Eternity warden (unpainted)
2 skink cheifs (unpainted)

2x Sentinals (undercoated)
1x oop Sentinal
a catchan platoon consisting of a 5 man command squad two squads of ten 3 heavy weapon teams and 2 commisars)
1 x oop imperial solider (no idea who or what he is even emailed gw they have no idea either)
a metal cadian sniper melta gunner vox and wounded solider)
15 cadians
25 ww2 28mm British commandos with elysian weapon pack (was making tanith)

harry the hammer
archaon on foot
Chaos Tzneetch sorcerror


Glade guard box set
Wood elf spell singer


3rd edition 40k rulebooke
2nd edition card buildings, space wolf codex, wargear book, codex imperiallis, codex army lists, and armegeddon scenarios

im after a contempetor and chaos space marines or good old cash. just make me an offer

I also have a reasonable steel legion army im thinking of getting rid of (have to be a good offer though as im thinking of using for traitor guard. which is roughly about 750 points


----------



## Rhino 88 (Jan 1, 2012)

DIG out the marines !! please


----------



## grumabeth (Mar 16, 2008)

most of marines gone pm for what i have left


----------



## Gothic (May 12, 2008)

I'm interested in the black orcs, dire avengers and falcon grav plus maybe the wave serpent and autarch.

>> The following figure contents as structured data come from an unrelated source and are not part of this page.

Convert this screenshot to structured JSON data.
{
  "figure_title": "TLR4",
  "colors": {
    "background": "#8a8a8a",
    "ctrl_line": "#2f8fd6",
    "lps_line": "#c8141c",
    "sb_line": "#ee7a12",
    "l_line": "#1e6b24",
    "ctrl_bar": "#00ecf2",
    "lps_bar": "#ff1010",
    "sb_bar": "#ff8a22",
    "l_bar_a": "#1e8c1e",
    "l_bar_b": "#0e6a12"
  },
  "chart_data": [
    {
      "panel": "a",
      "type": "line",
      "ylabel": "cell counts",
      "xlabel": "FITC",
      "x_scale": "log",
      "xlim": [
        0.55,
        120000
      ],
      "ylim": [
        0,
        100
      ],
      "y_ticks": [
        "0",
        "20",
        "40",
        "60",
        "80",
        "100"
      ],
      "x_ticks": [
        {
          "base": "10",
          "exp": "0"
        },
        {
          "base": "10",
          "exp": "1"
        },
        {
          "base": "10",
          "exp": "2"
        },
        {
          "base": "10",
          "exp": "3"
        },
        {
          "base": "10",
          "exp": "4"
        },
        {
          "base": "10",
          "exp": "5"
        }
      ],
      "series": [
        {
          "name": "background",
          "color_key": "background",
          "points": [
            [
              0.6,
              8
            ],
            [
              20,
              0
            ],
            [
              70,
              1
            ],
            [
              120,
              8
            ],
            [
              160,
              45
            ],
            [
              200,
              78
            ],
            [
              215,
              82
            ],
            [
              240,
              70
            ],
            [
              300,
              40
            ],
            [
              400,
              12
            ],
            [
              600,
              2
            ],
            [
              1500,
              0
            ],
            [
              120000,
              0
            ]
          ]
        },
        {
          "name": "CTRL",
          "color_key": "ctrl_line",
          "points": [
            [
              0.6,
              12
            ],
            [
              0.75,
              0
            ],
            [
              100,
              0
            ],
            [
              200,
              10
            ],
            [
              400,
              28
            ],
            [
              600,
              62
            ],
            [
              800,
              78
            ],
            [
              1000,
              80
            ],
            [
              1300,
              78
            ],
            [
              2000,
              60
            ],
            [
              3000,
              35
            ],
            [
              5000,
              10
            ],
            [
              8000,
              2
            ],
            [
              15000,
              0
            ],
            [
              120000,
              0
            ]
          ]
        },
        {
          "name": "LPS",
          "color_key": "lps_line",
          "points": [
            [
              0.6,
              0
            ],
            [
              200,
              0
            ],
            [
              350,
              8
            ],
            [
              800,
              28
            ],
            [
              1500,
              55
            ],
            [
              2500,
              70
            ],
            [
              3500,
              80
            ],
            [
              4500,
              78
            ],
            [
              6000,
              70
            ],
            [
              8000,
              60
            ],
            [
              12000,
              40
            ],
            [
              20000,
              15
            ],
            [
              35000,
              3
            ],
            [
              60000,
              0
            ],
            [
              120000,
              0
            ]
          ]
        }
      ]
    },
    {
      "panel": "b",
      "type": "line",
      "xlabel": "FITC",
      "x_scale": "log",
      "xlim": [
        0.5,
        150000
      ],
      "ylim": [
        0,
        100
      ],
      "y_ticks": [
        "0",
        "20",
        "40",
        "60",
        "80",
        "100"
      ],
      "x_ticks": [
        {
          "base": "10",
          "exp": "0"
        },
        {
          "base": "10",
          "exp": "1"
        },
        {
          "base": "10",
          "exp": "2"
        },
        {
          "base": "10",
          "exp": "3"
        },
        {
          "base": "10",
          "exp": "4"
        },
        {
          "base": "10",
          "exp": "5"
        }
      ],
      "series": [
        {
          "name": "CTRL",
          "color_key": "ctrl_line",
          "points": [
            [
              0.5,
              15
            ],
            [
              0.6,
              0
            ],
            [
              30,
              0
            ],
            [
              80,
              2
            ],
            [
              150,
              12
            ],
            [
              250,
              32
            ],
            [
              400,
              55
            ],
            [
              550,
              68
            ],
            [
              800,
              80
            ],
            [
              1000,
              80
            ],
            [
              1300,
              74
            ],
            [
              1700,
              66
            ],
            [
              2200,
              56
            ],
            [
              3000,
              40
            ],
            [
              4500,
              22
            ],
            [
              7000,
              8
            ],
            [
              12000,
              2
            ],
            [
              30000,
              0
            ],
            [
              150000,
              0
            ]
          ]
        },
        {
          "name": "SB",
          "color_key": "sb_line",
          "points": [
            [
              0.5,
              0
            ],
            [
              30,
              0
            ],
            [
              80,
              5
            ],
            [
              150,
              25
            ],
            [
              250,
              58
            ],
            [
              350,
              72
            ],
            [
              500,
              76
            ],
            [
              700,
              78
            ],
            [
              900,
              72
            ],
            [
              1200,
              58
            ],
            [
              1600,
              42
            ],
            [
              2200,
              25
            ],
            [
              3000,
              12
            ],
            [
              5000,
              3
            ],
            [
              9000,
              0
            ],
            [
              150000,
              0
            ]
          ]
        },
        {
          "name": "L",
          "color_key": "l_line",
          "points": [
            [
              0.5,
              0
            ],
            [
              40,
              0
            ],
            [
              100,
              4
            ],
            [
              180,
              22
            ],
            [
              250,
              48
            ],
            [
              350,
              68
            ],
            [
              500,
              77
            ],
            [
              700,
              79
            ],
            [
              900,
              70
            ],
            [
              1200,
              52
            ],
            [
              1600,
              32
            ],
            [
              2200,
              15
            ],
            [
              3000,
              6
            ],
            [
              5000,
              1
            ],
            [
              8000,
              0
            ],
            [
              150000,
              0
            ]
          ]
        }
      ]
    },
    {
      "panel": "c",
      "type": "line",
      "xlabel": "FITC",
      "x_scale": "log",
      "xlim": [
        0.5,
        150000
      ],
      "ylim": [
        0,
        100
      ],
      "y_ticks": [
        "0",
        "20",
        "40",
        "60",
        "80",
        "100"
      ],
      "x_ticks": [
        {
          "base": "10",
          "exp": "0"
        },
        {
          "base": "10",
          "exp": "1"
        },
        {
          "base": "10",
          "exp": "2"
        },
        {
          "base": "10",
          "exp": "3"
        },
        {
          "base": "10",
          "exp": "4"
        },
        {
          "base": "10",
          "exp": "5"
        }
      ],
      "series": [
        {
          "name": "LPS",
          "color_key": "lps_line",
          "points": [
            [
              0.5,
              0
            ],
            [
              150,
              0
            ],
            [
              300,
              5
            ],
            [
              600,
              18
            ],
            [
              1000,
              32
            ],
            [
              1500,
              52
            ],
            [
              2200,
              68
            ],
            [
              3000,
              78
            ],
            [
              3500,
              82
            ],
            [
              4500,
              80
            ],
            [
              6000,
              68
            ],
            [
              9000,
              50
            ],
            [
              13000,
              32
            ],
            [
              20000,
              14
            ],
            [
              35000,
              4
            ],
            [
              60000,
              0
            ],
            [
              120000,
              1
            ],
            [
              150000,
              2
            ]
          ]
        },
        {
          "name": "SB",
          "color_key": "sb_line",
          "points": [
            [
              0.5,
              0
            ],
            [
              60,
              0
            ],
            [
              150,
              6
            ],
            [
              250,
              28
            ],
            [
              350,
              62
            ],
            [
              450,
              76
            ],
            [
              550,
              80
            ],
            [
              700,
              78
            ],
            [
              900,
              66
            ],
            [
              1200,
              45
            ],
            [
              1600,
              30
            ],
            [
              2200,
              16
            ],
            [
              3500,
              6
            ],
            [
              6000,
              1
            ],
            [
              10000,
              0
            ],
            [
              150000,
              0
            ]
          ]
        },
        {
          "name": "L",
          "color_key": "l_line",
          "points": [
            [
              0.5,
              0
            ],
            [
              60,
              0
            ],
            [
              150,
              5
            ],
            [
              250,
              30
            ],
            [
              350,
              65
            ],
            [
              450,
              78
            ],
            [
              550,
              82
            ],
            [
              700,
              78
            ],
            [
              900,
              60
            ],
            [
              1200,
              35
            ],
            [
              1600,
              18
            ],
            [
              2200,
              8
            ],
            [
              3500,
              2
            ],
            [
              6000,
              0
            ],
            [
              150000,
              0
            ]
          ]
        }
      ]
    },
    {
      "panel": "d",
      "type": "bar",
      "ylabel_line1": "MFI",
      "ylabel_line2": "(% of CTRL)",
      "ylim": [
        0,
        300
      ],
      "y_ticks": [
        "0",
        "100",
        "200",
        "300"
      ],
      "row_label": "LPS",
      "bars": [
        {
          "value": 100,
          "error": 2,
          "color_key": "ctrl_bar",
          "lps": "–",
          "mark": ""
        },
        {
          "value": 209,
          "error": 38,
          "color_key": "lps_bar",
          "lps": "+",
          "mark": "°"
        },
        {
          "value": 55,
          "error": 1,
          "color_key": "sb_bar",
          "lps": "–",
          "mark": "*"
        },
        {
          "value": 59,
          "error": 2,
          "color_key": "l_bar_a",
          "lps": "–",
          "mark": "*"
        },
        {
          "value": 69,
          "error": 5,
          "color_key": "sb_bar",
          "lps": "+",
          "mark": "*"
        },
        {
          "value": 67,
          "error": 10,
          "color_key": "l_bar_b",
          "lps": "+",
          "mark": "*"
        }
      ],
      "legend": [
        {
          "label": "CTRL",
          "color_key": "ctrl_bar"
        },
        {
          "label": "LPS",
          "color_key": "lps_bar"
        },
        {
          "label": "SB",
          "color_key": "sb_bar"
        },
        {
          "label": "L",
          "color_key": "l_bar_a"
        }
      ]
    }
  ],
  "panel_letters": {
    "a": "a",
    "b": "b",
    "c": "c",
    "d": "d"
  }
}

This is what I have for Lizardmen:

Lizardmen Battalion which includes 12 Skinks (1 which has been converted to a priest), 20 Saurus regiment, 10 Temple Guard and 8 cold ones)
Skink Chief with scythe and shield
Skink chief with sword and shield
Chakax Eternity Warden
Lizardmen Army Book


----------



## grumabeth (Mar 16, 2008)

shameless bump


----------



## grumabeth (Mar 16, 2008)

found some space wolves


----------



## Turnip86 (Oct 7, 2011)

Is the Empire stuff painted?


----------



## grumabeth (Mar 16, 2008)

no its mostly undercoated black. a couple of pieces have some colour where iv started but nothing really painted except valten


----------



## grumabeth (Mar 16, 2008)

UPDATED!!! new items and wants


----------



## Gombol (May 8, 2012)

Orkses are mine! :3


----------



## grumabeth (Mar 16, 2008)

glad you got them ok. updated lists


----------